Candidate (R): Very Bad Guy
Candidate (D): Bad Guy
Candidate (G): Very Good Guy
I only have one vote. I choose Candidate (G).
But wait, the critics scream. (G) doesn’t have a chance. Only (D) can win against (R). You must vote for (D) or children and democracy will die!
As Mr. Spock would say, this is highly illogical.
If (R) wins the election, the voters who cast their ballots for the Very Bad Guy are responsible. Not me.
If (D) loses, i.e. failed to win enough votes, then Party (D) should have nominated a better, more attractive, candidate, instead of a Bad Guy.
If (D) does win, and remember he’s a Bad Guy, his party will feel vindicated and will likely keep nominating bad guys. Why change a winning formula?

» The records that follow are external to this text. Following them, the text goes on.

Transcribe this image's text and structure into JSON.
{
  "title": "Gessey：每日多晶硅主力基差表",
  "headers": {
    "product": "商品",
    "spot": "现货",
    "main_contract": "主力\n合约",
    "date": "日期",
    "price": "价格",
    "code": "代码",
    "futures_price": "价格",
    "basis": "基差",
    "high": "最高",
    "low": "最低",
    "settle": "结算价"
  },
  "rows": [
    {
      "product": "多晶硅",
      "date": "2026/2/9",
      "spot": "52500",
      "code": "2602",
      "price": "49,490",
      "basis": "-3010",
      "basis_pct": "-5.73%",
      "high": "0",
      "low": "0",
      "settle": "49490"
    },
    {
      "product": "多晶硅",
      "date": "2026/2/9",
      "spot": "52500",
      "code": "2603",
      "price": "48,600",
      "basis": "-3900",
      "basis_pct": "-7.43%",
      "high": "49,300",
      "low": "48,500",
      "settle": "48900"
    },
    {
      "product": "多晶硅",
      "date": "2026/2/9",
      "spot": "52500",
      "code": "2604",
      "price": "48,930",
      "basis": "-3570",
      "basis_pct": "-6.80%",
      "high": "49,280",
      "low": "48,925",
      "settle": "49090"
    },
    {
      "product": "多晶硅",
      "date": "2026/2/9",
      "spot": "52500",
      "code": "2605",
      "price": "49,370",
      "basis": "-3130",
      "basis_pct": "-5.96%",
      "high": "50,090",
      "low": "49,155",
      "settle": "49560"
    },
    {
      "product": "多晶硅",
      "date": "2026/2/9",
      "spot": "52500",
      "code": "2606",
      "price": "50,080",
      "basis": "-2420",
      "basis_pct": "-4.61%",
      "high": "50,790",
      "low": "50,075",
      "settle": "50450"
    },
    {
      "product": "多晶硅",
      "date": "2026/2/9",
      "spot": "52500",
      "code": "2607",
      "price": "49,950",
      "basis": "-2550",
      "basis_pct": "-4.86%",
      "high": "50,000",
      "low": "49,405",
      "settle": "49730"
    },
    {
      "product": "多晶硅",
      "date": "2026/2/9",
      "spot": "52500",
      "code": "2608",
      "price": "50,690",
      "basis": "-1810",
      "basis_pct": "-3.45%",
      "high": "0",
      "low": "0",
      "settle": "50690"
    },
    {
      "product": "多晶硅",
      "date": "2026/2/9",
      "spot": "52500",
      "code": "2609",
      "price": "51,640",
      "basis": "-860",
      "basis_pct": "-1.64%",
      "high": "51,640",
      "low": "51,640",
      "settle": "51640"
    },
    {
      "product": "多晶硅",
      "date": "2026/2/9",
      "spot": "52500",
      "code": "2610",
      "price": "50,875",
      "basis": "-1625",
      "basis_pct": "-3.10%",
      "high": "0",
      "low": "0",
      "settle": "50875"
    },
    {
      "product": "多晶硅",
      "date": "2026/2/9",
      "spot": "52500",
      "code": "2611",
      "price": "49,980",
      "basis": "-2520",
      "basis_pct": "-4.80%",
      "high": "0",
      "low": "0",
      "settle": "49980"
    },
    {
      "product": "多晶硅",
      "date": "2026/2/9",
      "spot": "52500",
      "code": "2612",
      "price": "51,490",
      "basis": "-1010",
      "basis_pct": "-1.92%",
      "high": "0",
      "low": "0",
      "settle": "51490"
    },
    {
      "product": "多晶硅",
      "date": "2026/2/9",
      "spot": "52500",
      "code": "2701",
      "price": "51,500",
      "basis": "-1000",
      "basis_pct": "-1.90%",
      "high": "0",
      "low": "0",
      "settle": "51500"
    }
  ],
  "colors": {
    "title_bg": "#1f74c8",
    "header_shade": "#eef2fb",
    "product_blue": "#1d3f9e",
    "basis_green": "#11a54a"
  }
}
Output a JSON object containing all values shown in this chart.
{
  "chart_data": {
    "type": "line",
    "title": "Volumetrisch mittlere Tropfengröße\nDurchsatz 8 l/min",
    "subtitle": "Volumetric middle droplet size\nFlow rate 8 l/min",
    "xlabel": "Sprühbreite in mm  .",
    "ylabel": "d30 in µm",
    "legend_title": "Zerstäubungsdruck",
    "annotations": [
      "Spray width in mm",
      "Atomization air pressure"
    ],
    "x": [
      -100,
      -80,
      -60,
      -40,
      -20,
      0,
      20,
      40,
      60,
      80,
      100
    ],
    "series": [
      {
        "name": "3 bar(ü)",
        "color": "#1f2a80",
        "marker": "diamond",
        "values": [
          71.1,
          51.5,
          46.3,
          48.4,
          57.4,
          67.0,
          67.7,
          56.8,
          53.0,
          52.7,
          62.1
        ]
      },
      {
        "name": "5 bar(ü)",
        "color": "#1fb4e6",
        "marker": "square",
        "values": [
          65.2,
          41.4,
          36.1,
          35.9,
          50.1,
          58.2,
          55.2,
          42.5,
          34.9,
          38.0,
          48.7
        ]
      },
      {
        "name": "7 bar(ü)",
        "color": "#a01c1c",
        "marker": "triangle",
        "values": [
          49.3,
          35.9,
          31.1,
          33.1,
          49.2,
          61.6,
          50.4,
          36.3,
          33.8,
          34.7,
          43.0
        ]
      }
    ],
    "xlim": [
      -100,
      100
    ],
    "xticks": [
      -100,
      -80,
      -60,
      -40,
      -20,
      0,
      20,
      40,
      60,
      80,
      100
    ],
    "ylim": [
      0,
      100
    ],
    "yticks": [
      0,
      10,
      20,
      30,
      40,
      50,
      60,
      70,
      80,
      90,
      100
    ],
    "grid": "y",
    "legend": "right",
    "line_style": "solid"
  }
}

Logically, if I want a Very Good Guy to win, I have to vote for him. And if I want to drive Party (D) to nominate better candidates, I can’t do that by giving their bad guys my vote. I have to incentivize Party (D) to change, and they won’t change if I just roll over and vote for them because Party (R) is allegedly even worse.
So, if lots of Very Bad Guys win on Tuesday, blame those who voted for them. Prod those voters who stayed home and didn’t vote (perhaps by fielding better candidates in the future). Ponder why the big “choice” was between Very Bad Guy and Bad Guy. Just don’t blame me for voting for the Very Good Guy.